A vigilant regard for human liberty.
A wise concern for human welfare.
A ceaseless effort for human progress.
Fidelity to these principles, in our relations with other peoples, has won us new friendships and has increased our opportunity for service within the family of nations. The appeal of these principles is universal, lighting fires in the souls of men everywhere. We shall continue to uphold them, against those who deny them and in counselling with our friends.
At home, the application of these principles to the complex problems of our national life has brought us to an unprecedented peak in our economic prosperity and has exemplified in our way of life the enduring human values of mind and spirit.
Through the past four years these principles have guided the legislative programs submitted by the Administration to the Congress. As we attempt to apply them to current events, domestic and foreign, we must take into account the complex entity that is the United States of America; what endangers it; what can improve it.
The visible structure is our American economy itself. After more than a century and a half of constant expansion, it is still rich in a wide variety of natural resources. It is first among nations in its people’s mastery of industrial skills. It is productive beyond our own needs of many foodstuffs and industrial products. It is rewarding to all our citizens in opportunity to earn and to advance in self-realization and in self-expression. It is fortunate in its wealth of educational and cultural and religious centers. It is vigorously dynamic in the limitless initiative and willingness to venture that characterize free enterprise. It is productive of a widely shared prosperity.

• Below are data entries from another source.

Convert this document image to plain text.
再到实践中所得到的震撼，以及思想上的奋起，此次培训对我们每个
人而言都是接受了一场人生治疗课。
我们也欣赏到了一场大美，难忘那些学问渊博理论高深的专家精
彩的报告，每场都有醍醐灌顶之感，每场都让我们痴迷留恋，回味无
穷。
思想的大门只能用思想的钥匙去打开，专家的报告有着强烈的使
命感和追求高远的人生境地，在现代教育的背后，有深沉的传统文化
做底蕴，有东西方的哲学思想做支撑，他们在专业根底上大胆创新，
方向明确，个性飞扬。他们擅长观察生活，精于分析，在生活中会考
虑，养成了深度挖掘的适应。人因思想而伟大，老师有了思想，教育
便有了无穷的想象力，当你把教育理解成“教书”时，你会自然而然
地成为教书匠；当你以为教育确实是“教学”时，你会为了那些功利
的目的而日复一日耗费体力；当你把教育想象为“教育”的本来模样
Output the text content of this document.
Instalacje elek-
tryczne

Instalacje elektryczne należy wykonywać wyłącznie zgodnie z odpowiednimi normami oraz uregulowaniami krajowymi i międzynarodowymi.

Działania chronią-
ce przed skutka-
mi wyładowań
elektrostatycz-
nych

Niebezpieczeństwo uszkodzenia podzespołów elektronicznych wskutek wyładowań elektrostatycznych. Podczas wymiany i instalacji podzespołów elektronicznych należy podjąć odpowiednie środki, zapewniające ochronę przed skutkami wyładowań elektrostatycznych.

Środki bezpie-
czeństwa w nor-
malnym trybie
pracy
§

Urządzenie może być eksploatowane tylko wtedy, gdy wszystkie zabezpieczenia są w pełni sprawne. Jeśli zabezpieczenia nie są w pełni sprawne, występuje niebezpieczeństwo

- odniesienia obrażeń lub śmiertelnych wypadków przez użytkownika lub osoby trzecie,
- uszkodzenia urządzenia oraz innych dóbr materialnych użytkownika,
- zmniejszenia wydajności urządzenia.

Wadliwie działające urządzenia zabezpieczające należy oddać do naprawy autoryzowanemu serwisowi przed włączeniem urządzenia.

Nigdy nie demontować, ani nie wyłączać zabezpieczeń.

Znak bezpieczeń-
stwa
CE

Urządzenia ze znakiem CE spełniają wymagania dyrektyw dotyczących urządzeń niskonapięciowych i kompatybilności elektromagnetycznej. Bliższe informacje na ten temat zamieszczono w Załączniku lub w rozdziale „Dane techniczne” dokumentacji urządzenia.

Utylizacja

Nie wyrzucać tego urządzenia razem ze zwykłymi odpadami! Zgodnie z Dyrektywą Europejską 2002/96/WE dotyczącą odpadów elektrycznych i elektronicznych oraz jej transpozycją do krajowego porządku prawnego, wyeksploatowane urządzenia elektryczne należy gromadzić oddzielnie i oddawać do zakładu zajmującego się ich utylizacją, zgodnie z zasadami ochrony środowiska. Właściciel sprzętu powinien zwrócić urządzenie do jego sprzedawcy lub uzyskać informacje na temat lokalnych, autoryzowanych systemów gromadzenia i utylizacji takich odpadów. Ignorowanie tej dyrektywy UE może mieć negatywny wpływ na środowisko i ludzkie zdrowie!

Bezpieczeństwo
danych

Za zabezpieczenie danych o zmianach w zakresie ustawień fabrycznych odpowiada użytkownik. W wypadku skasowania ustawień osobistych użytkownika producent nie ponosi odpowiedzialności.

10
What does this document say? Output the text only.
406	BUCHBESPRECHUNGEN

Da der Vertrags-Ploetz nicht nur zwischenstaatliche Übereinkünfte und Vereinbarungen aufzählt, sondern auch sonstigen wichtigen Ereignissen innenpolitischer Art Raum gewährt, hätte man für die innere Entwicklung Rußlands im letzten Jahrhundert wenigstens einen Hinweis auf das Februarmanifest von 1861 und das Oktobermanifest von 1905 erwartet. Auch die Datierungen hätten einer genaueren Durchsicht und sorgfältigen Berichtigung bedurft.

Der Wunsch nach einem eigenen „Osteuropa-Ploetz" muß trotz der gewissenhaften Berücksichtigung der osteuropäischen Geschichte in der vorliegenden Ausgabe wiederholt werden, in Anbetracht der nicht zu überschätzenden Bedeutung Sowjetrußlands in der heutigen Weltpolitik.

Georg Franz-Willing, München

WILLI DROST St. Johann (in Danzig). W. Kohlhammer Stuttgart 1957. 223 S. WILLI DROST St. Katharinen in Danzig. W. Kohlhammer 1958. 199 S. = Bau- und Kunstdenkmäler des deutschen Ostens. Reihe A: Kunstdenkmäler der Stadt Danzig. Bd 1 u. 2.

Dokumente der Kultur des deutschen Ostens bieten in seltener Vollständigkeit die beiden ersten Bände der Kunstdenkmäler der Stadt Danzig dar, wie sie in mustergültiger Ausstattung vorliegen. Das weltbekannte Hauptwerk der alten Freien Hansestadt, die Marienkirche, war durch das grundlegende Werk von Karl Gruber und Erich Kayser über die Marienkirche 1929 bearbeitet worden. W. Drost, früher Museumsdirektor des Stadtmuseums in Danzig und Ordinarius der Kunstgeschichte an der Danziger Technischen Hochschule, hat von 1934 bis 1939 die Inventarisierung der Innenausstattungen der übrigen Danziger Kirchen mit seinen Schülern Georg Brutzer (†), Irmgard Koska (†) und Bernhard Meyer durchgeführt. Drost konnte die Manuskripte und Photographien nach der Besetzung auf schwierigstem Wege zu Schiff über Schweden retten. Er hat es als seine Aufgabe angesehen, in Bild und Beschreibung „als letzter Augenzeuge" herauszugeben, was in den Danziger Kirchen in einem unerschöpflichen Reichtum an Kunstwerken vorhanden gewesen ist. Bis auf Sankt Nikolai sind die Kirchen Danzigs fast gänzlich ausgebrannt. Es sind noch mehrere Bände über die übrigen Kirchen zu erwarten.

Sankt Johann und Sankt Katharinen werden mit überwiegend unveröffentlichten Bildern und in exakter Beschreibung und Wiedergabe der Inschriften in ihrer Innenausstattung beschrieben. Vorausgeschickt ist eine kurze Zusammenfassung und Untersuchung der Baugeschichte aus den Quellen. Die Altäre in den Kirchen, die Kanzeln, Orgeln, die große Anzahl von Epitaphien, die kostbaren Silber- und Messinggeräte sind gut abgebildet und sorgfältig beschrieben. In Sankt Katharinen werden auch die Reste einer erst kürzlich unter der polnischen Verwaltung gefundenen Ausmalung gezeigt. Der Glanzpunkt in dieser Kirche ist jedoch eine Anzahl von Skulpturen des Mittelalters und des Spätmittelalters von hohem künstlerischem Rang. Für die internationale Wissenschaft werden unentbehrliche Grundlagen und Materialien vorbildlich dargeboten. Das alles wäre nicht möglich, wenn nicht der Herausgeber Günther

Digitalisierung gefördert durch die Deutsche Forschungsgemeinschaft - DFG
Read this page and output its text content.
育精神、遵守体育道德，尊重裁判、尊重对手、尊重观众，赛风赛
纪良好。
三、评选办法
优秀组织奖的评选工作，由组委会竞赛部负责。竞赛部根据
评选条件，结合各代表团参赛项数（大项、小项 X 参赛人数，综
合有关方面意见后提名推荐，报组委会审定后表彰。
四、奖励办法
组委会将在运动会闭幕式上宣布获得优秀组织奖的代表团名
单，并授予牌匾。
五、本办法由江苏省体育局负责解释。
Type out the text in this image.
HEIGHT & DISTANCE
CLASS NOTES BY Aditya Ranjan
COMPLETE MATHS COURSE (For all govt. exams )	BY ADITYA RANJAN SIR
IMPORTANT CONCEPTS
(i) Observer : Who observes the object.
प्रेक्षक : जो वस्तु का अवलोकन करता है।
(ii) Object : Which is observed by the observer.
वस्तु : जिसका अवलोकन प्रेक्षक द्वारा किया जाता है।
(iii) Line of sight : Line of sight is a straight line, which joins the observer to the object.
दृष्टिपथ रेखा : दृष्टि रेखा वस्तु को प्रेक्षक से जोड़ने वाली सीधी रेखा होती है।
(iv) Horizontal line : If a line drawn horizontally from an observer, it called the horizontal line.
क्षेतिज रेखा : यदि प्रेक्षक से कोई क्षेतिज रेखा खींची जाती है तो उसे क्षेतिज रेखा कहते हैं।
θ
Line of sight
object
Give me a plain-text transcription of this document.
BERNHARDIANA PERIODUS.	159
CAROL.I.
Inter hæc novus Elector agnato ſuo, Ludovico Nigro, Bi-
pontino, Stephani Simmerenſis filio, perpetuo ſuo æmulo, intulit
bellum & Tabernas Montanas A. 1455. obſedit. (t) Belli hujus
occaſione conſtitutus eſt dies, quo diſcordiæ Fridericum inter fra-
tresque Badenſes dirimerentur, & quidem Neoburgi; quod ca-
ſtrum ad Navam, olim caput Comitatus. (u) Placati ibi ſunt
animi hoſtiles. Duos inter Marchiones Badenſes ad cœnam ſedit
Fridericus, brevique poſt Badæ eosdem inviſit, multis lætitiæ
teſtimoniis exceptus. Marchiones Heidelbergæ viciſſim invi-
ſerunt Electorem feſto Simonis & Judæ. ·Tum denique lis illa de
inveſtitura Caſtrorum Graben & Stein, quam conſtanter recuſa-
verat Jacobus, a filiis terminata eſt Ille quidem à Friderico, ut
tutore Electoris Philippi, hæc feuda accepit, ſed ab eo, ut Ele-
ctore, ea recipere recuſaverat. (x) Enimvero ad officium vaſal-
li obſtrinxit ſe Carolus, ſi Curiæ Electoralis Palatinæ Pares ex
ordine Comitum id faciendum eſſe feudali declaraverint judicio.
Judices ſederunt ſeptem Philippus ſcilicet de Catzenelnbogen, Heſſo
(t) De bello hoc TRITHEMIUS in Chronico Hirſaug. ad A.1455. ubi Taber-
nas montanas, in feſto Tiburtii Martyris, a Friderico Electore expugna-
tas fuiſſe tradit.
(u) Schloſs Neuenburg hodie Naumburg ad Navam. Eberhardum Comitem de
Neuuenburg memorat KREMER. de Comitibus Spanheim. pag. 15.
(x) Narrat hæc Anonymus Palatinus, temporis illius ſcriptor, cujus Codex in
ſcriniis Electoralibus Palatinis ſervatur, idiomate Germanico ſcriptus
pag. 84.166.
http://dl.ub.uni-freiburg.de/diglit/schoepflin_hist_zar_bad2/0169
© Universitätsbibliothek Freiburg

Our economy is strong, expanding, and fundamentally sound. But in any realistic appraisal, even the optimistic analyst will realize that in a prosperous period the principal threat to efficient functioning of a free enterprise system is inflation. We look back on four years of prosperous activities during which prices, the cost of living, have been relatively stable—that is, inflation has been held in check. But it is clear that the danger is always present, particularly if the government might become profligate in its expenditures or private groups might ignore all the possible results on our economy of unwise struggles for immediate gain.
This danger requires a firm resolution that the Federal Government shall utilize only a prudent share of the Nation’s resources, that it shall live within its means, carefully measuring against need alternative proposals for expenditures.
Through the next four years, I shall continue to insist that the executive departments and agencies of Government search out additional ways to save money and manpower. I urge that the Congress be equally watchful in this matter.
We pledge the Government’s share in guarding the integrity of the dollar. But the Government’s efforts cannot be the entire campaign against inflation, the thief that can rob the individual of the value of the pension and social security he has earned during his productive life. For success, Government’s efforts must be paralleled by the attitudes and actions of individual citizens.